Möglich wurde die neue Sonderausstellung durch eine spontane Schenkung an das Museum Wallraf. Anlässlich des 150-jährigen Jubiläums des Hauses 2011 entschloss sich der Berliner Sammler Christoph Müller recht spontan, dem Museum einige Druckgraphiken zu übergeben. Nach einem ersten Treffen einigten sich das Museum und der Sammler schließlich auf 108 Druckgraphiken. Sie alle sind nun, kaum ein halbes Jahr nach der Schenkung, in einer eigenen Sonderausstellung im Haus zu sehen. Ergänzt werden sie dabei durch über 80 Werke aus der eigenen Sammlung des Museums. Zusammen ermöglichen sie so einen Einblick in die niederländische Druckgraphik im 16. Und 17. Jahrhundert. Neben Werken von Goltzius zeigt die Schau auch Arbeiten von Jacob van Ruisdael, Jan Gillisz van Vliet und Rembrandt.
"Die Ausstellung ist eine Herausforderung an unsere Besucher", betonte heute Andreas Blüm, Direktor des Museum Wallraf. Denn die Fülle an fein gezeichneten Werken ist kaum an einem Nachmittag in Gänze zu erfassen. Besucher sollten daher unbedingt genügend Zeit und gerne auch Lupen mitbringen. Denn nur dann ließen sich die exakt gesetzten Strich und Punkte der Künstler erfassen. Abschrecken lassen sollte sich weniger in die Epoche vertiefte Kunstinteressierte dennoch nicht.

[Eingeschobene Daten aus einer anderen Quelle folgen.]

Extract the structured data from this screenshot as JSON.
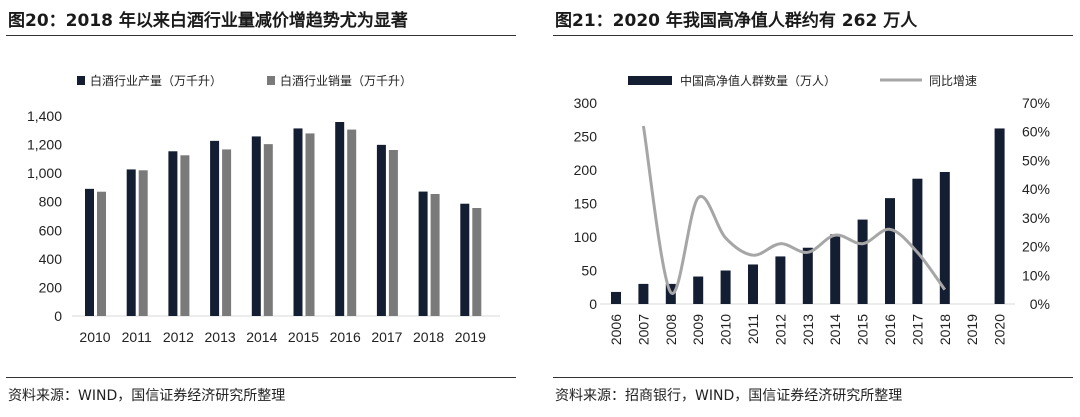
{
  "left": {
    "title": "图20：2018 年以来白酒行业量减价增趋势尤为显著",
    "source": "资料来源：WIND，国信证券经济研究所整理"
  },
  "right": {
    "title": "图21：2020 年我国高净值人群约有 262 万人",
    "source": "资料来源：招商银行，WIND，国信证券经济研究所整理"
  },
  "chart_data": [
    {
      "type": "bar",
      "categories": [
        "2010",
        "2011",
        "2012",
        "2013",
        "2014",
        "2015",
        "2016",
        "2017",
        "2018",
        "2019"
      ],
      "series": [
        {
          "name": "白酒行业产量（万千升）",
          "color": "#141e33",
          "values": [
            890,
            1026,
            1153,
            1226,
            1257,
            1313,
            1358,
            1198,
            871,
            786
          ]
        },
        {
          "name": "白酒行业销量（万千升）",
          "color": "#7a7a7a",
          "values": [
            870,
            1020,
            1125,
            1166,
            1203,
            1278,
            1305,
            1162,
            854,
            756
          ]
        }
      ],
      "ylim": [
        0,
        1400
      ],
      "yticks": [
        "0",
        "200",
        "400",
        "600",
        "800",
        "1,000",
        "1,200",
        "1,400"
      ],
      "legend": "top",
      "grid": false
    },
    {
      "type": "bar+line",
      "categories": [
        "2006",
        "2007",
        "2008",
        "2009",
        "2010",
        "2011",
        "2012",
        "2013",
        "2014",
        "2015",
        "2016",
        "2017",
        "2018",
        "2019",
        "2020"
      ],
      "series": [
        {
          "name": "中国高净值人群数量（万人）",
          "type": "bar",
          "axis": "left",
          "color": "#141e33",
          "values": [
            18,
            30,
            30,
            41,
            50,
            59,
            71,
            84,
            104,
            126,
            158,
            187,
            197,
            null,
            262
          ]
        },
        {
          "name": "同比增速",
          "type": "line",
          "axis": "right",
          "color": "#a6a6a6",
          "values": [
            null,
            62,
            4,
            37,
            23,
            17,
            21,
            18,
            24,
            21,
            26,
            18,
            5,
            null,
            null
          ]
        }
      ],
      "ylim": [
        0,
        300
      ],
      "yticks": [
        "0",
        "50",
        "100",
        "150",
        "200",
        "250",
        "300"
      ],
      "y2lim": [
        0,
        70
      ],
      "y2ticks": [
        "0%",
        "10%",
        "20%",
        "30%",
        "40%",
        "50%",
        "60%",
        "70%"
      ],
      "legend": "top",
      "grid": false
    }
  ]
}
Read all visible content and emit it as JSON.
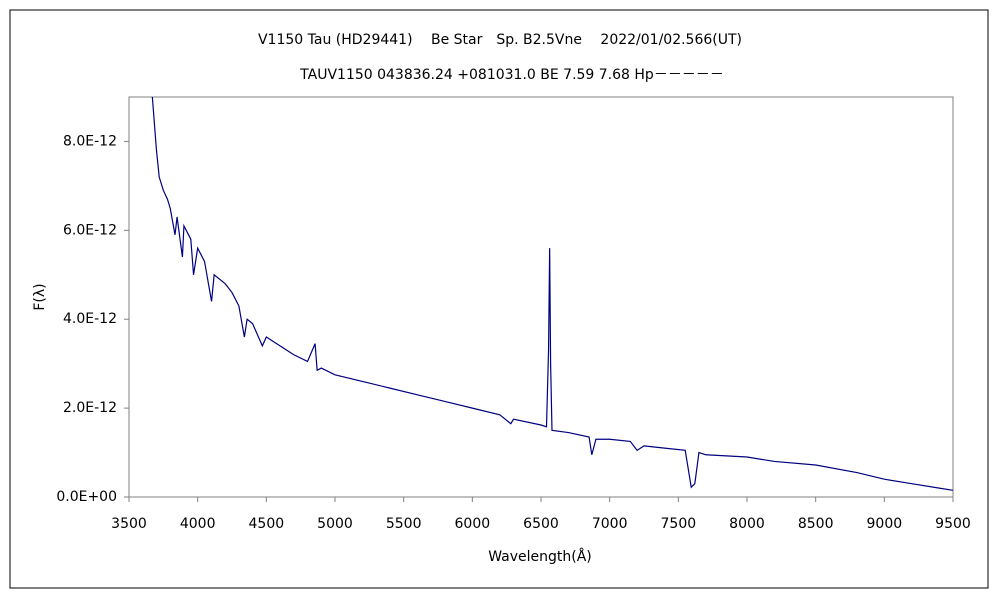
{
  "chart_data": {
    "type": "line",
    "title": "V1150 Tau (HD29441)　 Be Star　Sp. B2.5Vne　 2022/01/02.566(UT)",
    "subtitle": "TAUV1150 043836.24 +081031.0 BE 7.59 7.68 Hp－－－－－",
    "x_label": "Wavelength(Å)",
    "y_label": "F(λ)",
    "xlim": [
      3500,
      9500
    ],
    "xticks": [
      3500,
      4000,
      4500,
      5000,
      5500,
      6000,
      6500,
      7000,
      7500,
      8000,
      8500,
      9000,
      9500
    ],
    "ylim": [
      0,
      9e-12
    ],
    "yticks": [
      {
        "value": 0,
        "label": "0.0E+00"
      },
      {
        "value": 2e-12,
        "label": "2.0E-12"
      },
      {
        "value": 4e-12,
        "label": "4.0E-12"
      },
      {
        "value": 6e-12,
        "label": "6.0E-12"
      },
      {
        "value": 8e-12,
        "label": "8.0E-12"
      }
    ],
    "grid": false,
    "series": [
      {
        "name": null,
        "color": "#000080",
        "x": [
          3670,
          3700,
          3720,
          3750,
          3780,
          3800,
          3835,
          3850,
          3889,
          3900,
          3950,
          3970,
          4000,
          4050,
          4101,
          4120,
          4200,
          4250,
          4300,
          4340,
          4360,
          4400,
          4471,
          4500,
          4600,
          4700,
          4800,
          4855,
          4870,
          4900,
          5000,
          5200,
          5400,
          5600,
          5800,
          6000,
          6200,
          6280,
          6300,
          6500,
          6540,
          6555,
          6563,
          6570,
          6580,
          6700,
          6850,
          6870,
          6900,
          7000,
          7150,
          7200,
          7250,
          7400,
          7550,
          7594,
          7620,
          7650,
          7700,
          8000,
          8200,
          8500,
          8800,
          9000,
          9200,
          9400,
          9500
        ],
        "values": [
          9e-12,
          7.8e-12,
          7.2e-12,
          6.9e-12,
          6.7e-12,
          6.5e-12,
          5.9e-12,
          6.3e-12,
          5.4e-12,
          6.1e-12,
          5.8e-12,
          5e-12,
          5.6e-12,
          5.3e-12,
          4.4e-12,
          5e-12,
          4.8e-12,
          4.6e-12,
          4.3e-12,
          3.6e-12,
          4e-12,
          3.9e-12,
          3.4e-12,
          3.6e-12,
          3.4e-12,
          3.2e-12,
          3.05e-12,
          3.45e-12,
          2.85e-12,
          2.9e-12,
          2.75e-12,
          2.6e-12,
          2.45e-12,
          2.3e-12,
          2.15e-12,
          2e-12,
          1.85e-12,
          1.65e-12,
          1.75e-12,
          1.62e-12,
          1.58e-12,
          3.3e-12,
          5.6e-12,
          3e-12,
          1.5e-12,
          1.45e-12,
          1.35e-12,
          9.5e-13,
          1.3e-12,
          1.3e-12,
          1.25e-12,
          1.05e-12,
          1.15e-12,
          1.1e-12,
          1.05e-12,
          2.2e-13,
          3e-13,
          1e-12,
          9.5e-13,
          9e-13,
          8e-13,
          7.2e-13,
          5.5e-13,
          4e-13,
          3e-13,
          2e-13,
          1.5e-13
        ]
      }
    ]
  }
}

Denn auch sie erhalten dank hilfreicher Texte und Erklärungen in der Ausstellungen einen ersten Überblick und Einblick in die Kunst der Graphik um 1600.
Infobox
Artisten der Linie
16. März bis 17. Juni 2012
Wallraf-Richartz-Museum & Foundation Corboud
Obenmarspforten
Öffnungszeiten:
Di bis So: 10 bis 18 Uhr
Donnerstag: 10 bis 21 Uhr
Eintritt:
Erwachsene: 8,50 Euro
Ermäßigt: 6 Euro
Gruppenpreise: 7 Euro (pro Person, ab 20 Personen)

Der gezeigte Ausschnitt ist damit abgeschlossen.